You can teach an old dog new tricks. If you know me or have been reading for a bit now, you know that I was dreading this semester because I was at a point that I could no longer put off taking my required math courses. Just to have the basic core math class required for a college degree I have to take 2 intro classes as prerequisites because I test so badly when it comes to math. So instead of just needing to take 1 math class and saying done, I get to endure it for at least 3 semesters.
Back when I was pursuing my bachelors degree at NAU as a doe eyed, fresh out of high school, first time away from home on my own college student, math was my nemesis.
So much so that after having failed the intro to the intro math class (that my BAD SAT scores tested me into) a whopping 4 TIMES, I finally went to the counseling center and had a break down. They told me to go to a psychologist and get some learning disability testing done and THEN if the psych says I need extra help the college can provide me with some accommodations, which may even include removing the math requirement completely depending on my degree. (that last part, I found out later, had been a load of hooey just to calm me down) So I went for 6 weeks of sessions with a psychologist and ended up with several alphabet soup labels I could use to my advantage, one of which was the DSM code of 315.1 for Dyscalculia. Knowing that I was not just stupid but had a valid reason why I was having such a difficult time with math made me feel much better. I never realized all those years that I was literally transposing numbers but my brain was still seeing what I THOUGHT I had written.

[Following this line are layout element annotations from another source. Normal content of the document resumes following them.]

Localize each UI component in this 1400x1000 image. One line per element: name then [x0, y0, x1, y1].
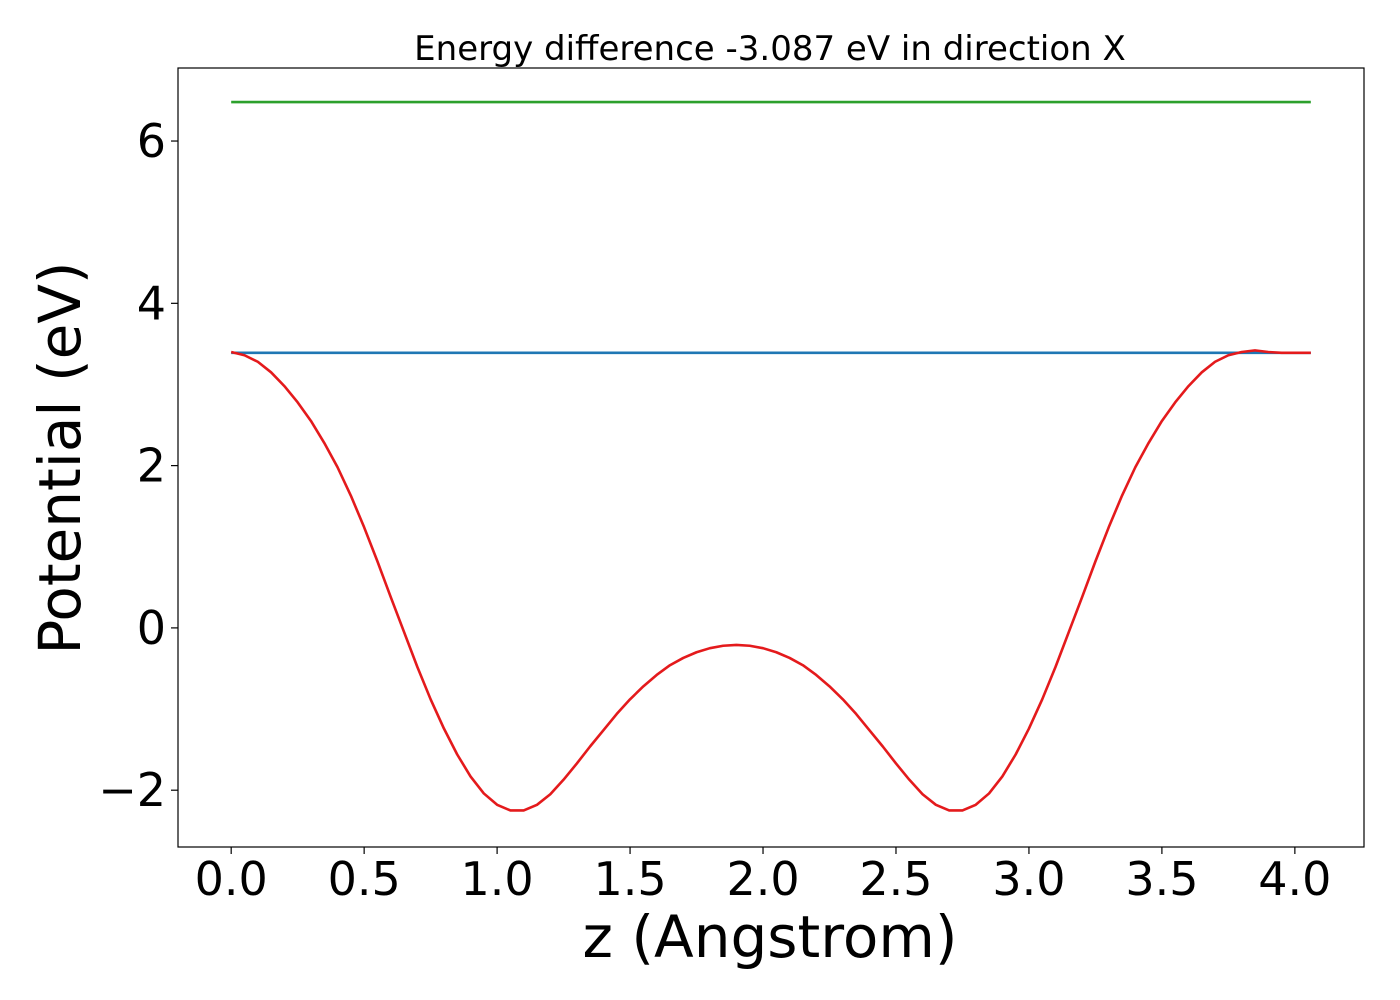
y-axis: −2 0 2 4 6 [98, 114, 178, 817]
y-tick-label: −2 [98, 763, 166, 817]
x-tick-label: 3.0 [992, 852, 1065, 906]
y-tick-label: 4 [137, 276, 166, 330]
y-tick-label: 2 [137, 439, 166, 493]
y-axis-label: Potential (eV) [26, 261, 94, 654]
x-axis: 0.0 0.5 1.0 1.5 2.0 2.5 3.0 3.5 4.0 [195, 847, 1331, 906]
series-line-2 [230, 349, 1311, 812]
series-layer [230, 100, 1311, 812]
y-tick-label: 6 [137, 114, 166, 168]
chart-title: Energy difference -3.087 eV in direction… [414, 29, 1126, 69]
plot-area-frame [177, 67, 1365, 848]
x-tick-label: 1.5 [593, 852, 666, 906]
x-tick-label: 2.0 [726, 852, 799, 906]
x-tick-label: 0.5 [328, 852, 401, 906]
x-tick-label: 4.0 [1258, 852, 1331, 906]
x-axis-label: z (Angstrom) [583, 903, 958, 971]
x-tick-label: 0.0 [195, 852, 268, 906]
x-tick-label: 2.5 [859, 852, 932, 906]
x-tick-label: 1.0 [461, 852, 534, 906]
y-tick-label: 0 [137, 601, 166, 655]
x-tick-label: 3.5 [1125, 852, 1198, 906]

So I could be copying down a phone number of 480-382-0115 and written 408-382-0115 but be looking at the sheet of paper I wrote and SEEING 480-382-0115 or vice versa I would write something correctly and see it wrong(you all have NO clue how many times I just had to type that last sentence)–so one little transposition can totally screw up an entire math problem and if you get a math professor that grades on answers and answers alone (and does not look at overall concept knowledge-then you are pretty much screwed, will start hating yourself and drop out of college) Now there were many reasons that I ended up dropping out of college back then, so I don’t completely blame the math issues but since returning to school I have been putting off taking another math.
Fall 2011 was the semester in which I would truly be facing my demon…and taking my first full on passing grade dependent credit required math class since receiving this diagnosis back in 2001. (This diagnosis has also been a big reason I have avoided taking my real estate exam. but that is another blog post completely)
After taking my math placement exam in summer of 2010 I knew that I still have to take what I lovingly referred to as the intro to the into to the math class I need and work my way up from there. So I still need 3 math classes to finish my associates degree.
I am happy to say that I now need only 2 more
Not only did I completely rock that math class- I never got lower then an A on any exam and I got a 99% on my final - I walked out of class with an A. I got an A in a math class. The subject that I received my one and only F in high school in. I did it, and I will continue to do it for 2 more classes.
Thanks so much for all of your encouragement and support and love.